A Wolf called to a Goat feeding to come to the meadow where there was better food. The Goat saw through the ruse. Smart Goat!
Be careful when your enemy invites you.
Aesop For Children
A hungry Wolf spied a Goat browsing at the top of a steep cliff where he could not possibly get at her.
“That is a very dangerous place for you,” he called out, pretending to be very anxious about the Goat’s safety. “What if you should fall! Please listen to me and come down! Here you can get all you want of the finest, tenderest grass in the country.”
The Goat looked over the edge of the cliff.
“How very, very anxious you are about me,” she said, “and how generous you are with your grass! But I know you! It’s your own appetite you are thinking of, not mine!”
Moral
An invitation prompted by selfishness is not to be accepted.
Townsend version
A wolf saw a Goat feeding at the summit of a steep precipice, where he had no chance of reaching her. He called to her and earnestly begged her to come lower down, lest she fall by some mishap; and he added that the meadows lay where he was standing, and that the herbage was most tender. She replied, “No, my friend, it is not for the pasture that you invite me, but for yourself, who are in want of food.”
[Note: Other collections use a Lion calling to the Goat.]
JBR Collection (The Goat and the Lion)
The Lion seeing a Goat skipping about in high glee upon a steep craggy rock, called to him to come down upon the green pasture where he stood, and where he would be able to feed in much greater comfort. The Goat, who saw through the design of the Lion, replied, “Many thanks for your advice, dear Lion, but I wonder whether you are thinking most of my comfort, or how you would relish a nice morsel of Goats flesh.”
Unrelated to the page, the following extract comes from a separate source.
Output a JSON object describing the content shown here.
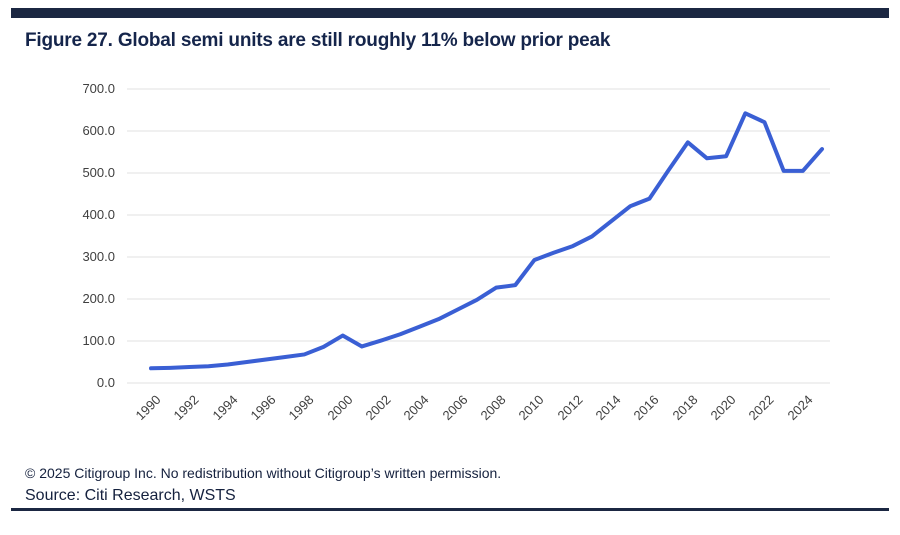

Samuel Croxall (The Goat and the Lion)
THE Lion seeing a Goat upon a steep craggy rock, where he could not come at him, asked him, What delight he could take to skip from one precipice to another, all day, and venture the breaking of his neck every moment: I wonder, says he, you will not come down, and feed on the plain here, where there is such plenty of good grass, and fine sweet herbs. Why, replies the Goat, 1 cannot but say your opinion is right; but you look so very hungry and designing, that, to tell you the truth, I do not care to venture my person where you are.
THE APPLICATION
Advice, though good in itself, is to be suspected, when it is given by a tricking self-interested man. Perhaps we should take upon ourselves not only a very great but an unnecessary trouble, if we were to suspect every man who goes to advise us; but this, however, is necessary, that when we have reason to question any one, in point of honour and justice, we not only consider well before we suffer ourselves to be persuaded by him, but even resolve to have nothing to do in any affair, where such treacherous, slippery sparks are concerned, if we can avoid it with much inconvenience.
Thomas Bewick (The Goat and The Lion)
The Lion, seeing a Goat upon a steep craggy rock, where he could not come at him, asked him what delight he could take to skip from one precipice to another all day, and venture the breaking of his neck every moment? I wonder, says he, you will not come down and feed on the plain here, when there is such plenty of grass, and fine sweet herbs. Why, replies the Goat, I cannot but say your opinion is right; but you look so very hungry and designing, that, to tell you the truth, I do not care to venture my person where you are.
APPLICATION.
Advice, though good in itself, is to be suspected when it is given by a tricking, self-interested man. Perhaps we should take upon ourselves not only a very great, but an unnecessary trouble, if we were to suspect every man who offers to advise us; but this however is necessary, that when we have reason to question any one in point of honour and justice, we not only consider well before we suffer ourselves to be persuaded by him, but even resolve to have nothing to do in any affair where such treacherous slippery sparks are concerned, if we can avoid it without much inconvenience.
Capra in Rupe Stans et Lupus
Lupus capram in alta rupe stantem conspicatus, “Cur non,” inquit, “relinquis nuda illa et sterilia loca, et huc descendis in herbidos campos qui tibi laetum pabulum offerunt?” Cui respondit capra, “Mihi non est in animo dulcia tutis praeponere.”